In Israel, women account for around 60 percent of all students at bachelor’s and master’s degree level, above the OECD average. Many of these graduates emerge with qualifications in not only business and finance, but also law, education and medicine.

This is key to the development of hard and soft skills that make female leaders so effective in the impact economy. Many men who work in roles in the impact economy have financial and investment backgrounds, with an overarching focus on results and the bottom line. Many women arrive in impact economy roles with a different approach, one that is more focused on the process. They possess a variety of transferable skills that can bring great value to senior leadership roles. Recognizing the motivations and attitudes of clients and stakeholders, brokering connections between individuals and organizations, and applying empathy and consideration toward a philanthropic goal, are all key drivers of success in the impact economy.

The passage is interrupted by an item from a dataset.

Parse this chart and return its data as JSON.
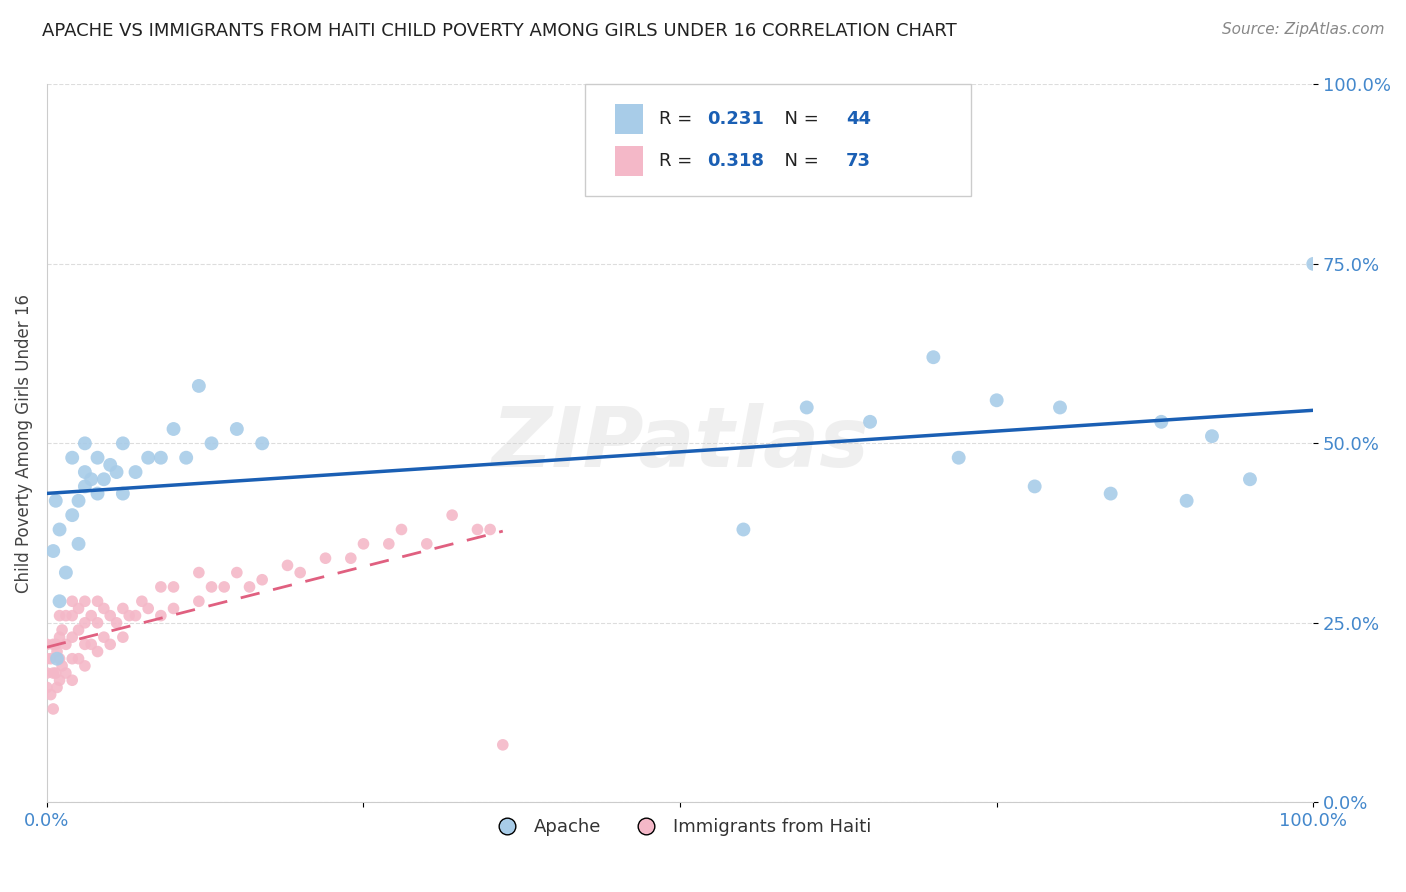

We must all do far more than pay lip service to empowering women in leadership. We must demand the creation of programs and initiatives and professional opportunities that deliver crucial skills and help the female leaders of tomorrow overcome the barriers they face.

While impact investments rely on unlocking and channeling financial capital toward social and environmental aims, International Women’s Day last week was an annual reminder to consider the importance of human capital and ensure that the potential of female leaders in the impact economy ecosystem is recognized and supported.

About the Author
Dr. Merav Galili is the CEO of the Menomadin Foundation, an international Israeli-based impact fund that promotes innovative solutions to sustainable development challenges in Israel and Africa, in a model that combines strategic philanthropy and impact investments. Over two decades in senior management positions in academia and non-profit organizations, Dr. Galili has specialized in establishing local and international partnerships to promote business and social initiatives. In her last position, she served as Vice President for Development at Bar-Ilan University.